Luker:On the other side, of course, systems without security can't guarantee privacy of their information.
Klingenstein:Right. That's an excellent point. We see tremendous compromise of privacy because the system itself is insecure.
Luker:The subject of collaboration tools was mentioned by you earlier, and it's mentioned nearly every time someone discusses advanced applications. Your leadership has been key to a number of successful collaborations. What collaboration tools do you use today with MACE and the other groups?
Klingenstein:Because we don't have the full middleware structure in place, we're still pretty primitive in this area. We do a distressing number of conference calls, and we use listservs even more often. We are now fairly close to point-and-click desktop video-conferencing, and we have some enhanced Web-authoring tools coming down the road, but right now we're too busy inventing the tools to spend much time using them.
Luker:What advice do you offer aspiring leaders in information technology in higher education?
Klingenstein:To maintain their passion. To be well versed on the fundamentals. There's not much new under the sun. I wouldn't suggest we go back and get punch-cards and try to figure out how to use them, but I don't think the frameworks and grounding of computing have changed much. For example, I do a lot of work with the grid, and I see the grid come up against interesting issues that were first explored in operating systems twenty-five years ago—issues about deadlock and the deadly embrace. It seems that as we move into more complex systems, the simple problems that plagued simple systems also plague complex systems.

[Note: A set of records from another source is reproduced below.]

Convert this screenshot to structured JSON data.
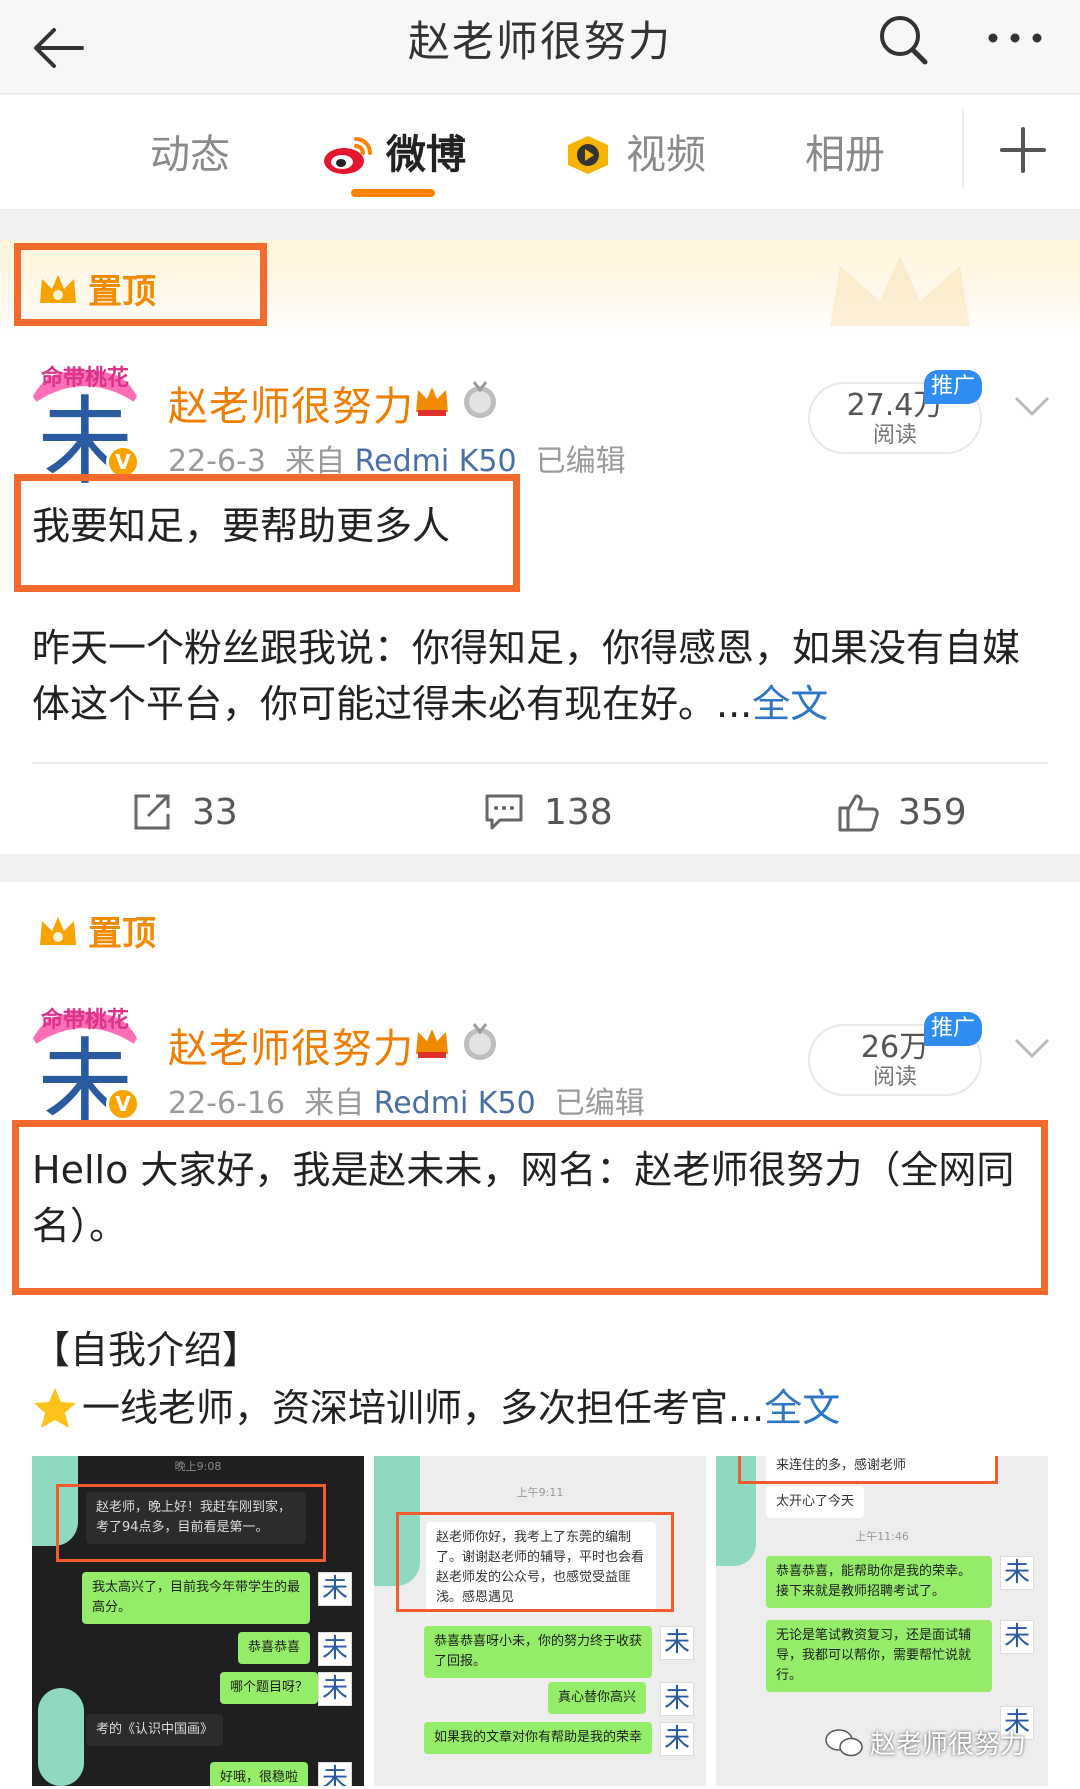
{
  "header": {
    "title": "赵老师很努力",
    "back_icon": "back-arrow-icon",
    "search_icon": "search-icon",
    "more_icon": "more-dots-icon"
  },
  "tabs": [
    {
      "label": "动态",
      "active": false
    },
    {
      "label": "微博",
      "active": true,
      "icon": "weibo-logo-icon"
    },
    {
      "label": "视频",
      "active": false,
      "icon": "video-play-icon"
    },
    {
      "label": "相册",
      "active": false
    }
  ],
  "tab_add_icon": "plus-icon",
  "colors": {
    "accent": "#ff8200",
    "highlight_box": "#f46a2d",
    "username": "#f07c00",
    "link": "#2f76c5",
    "promo": "#2f8cf0"
  },
  "posts": [
    {
      "pinned_label": "置顶",
      "username": "赵老师很努力",
      "avatar_char": "未",
      "avatar_banner": "命带桃花",
      "date": "22-6-3",
      "source_prefix": "来自",
      "source": "Redmi K50",
      "edited": "已编辑",
      "reads": "27.4万",
      "reads_label": "阅读",
      "promo": "推广",
      "headline": "我要知足，要帮助更多人",
      "body": "昨天一个粉丝跟我说：你得知足，你得感恩，如果没有自媒体这个平台，你可能过得未必有现在好。...",
      "more_label": "全文",
      "repost_count": "33",
      "comment_count": "138",
      "like_count": "359"
    },
    {
      "pinned_label": "置顶",
      "username": "赵老师很努力",
      "avatar_char": "未",
      "avatar_banner": "命带桃花",
      "date": "22-6-16",
      "source_prefix": "来自",
      "source": "Redmi K50",
      "edited": "已编辑",
      "reads": "26万",
      "reads_label": "阅读",
      "promo": "推广",
      "headline": "Hello 大家好，我是赵未未，网名：赵老师很努力（全网同名）。",
      "intro_title": "【自我介绍】",
      "intro_line": "一线老师，资深培训师，多次担任考官...",
      "more_label": "全文"
    }
  ],
  "images": [
    {
      "time": "晚上9:08",
      "messages": [
        "赵老师，晚上好！我赶车刚到家，考了94点多，目前看是第一。",
        "我太高兴了，目前我今年带学生的最高分。",
        "恭喜恭喜",
        "哪个题目呀？",
        "考的《认识中国画》",
        "好哦，很稳啦"
      ]
    },
    {
      "time": "上午9:11",
      "messages": [
        "赵老师你好，我考上了东莞的编制了。谢谢赵老师的辅导，平时也会看赵老师发的公众号，也感觉受益匪浅。感恩遇见",
        "恭喜恭喜呀小未，你的努力终于收获了回报。",
        "真心替你高兴",
        "如果我的文章对你有帮助是我的荣幸"
      ]
    },
    {
      "time": "上午11:46",
      "messages": [
        "来连住的多，感谢老师",
        "太开心了今天",
        "恭喜恭喜，能帮助你是我的荣幸。接下来就是教师招聘考试了。",
        "无论是笔试教资复习，还是面试辅导，我都可以帮你，需要帮忙说就行。"
      ],
      "watermark": "赵老师很努力"
    }
  ]
}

Given that we are dealing now with a far more complicated environment, we all need to remember to keep things as simple as possible. Complexity kills. In Shibboleth, a collaboration tool that higher ed has recently developed, we put in a tremendous number of knobs and controls that both system administrators and end users can turn in order to get the tool to work exactly as they want. Yet I think we should spend years growing into that kind of fine-tuning. Even when technologies present themselves with a rich and complicated set of options, we need to keep things extremely simple and grow into those options over time.
Luker:One final question, Ken: Are you going to use this award as an opportunity to relax, to take your foot off the pedal?
Klingenstein:Is it true that you get only one lifetime in a lifetime? If so, maybe I will. But there's a wonderful quote from T. S. Eliot about how there is "a lifetime burning in every moment." I see more of those moments still stretching in front of us.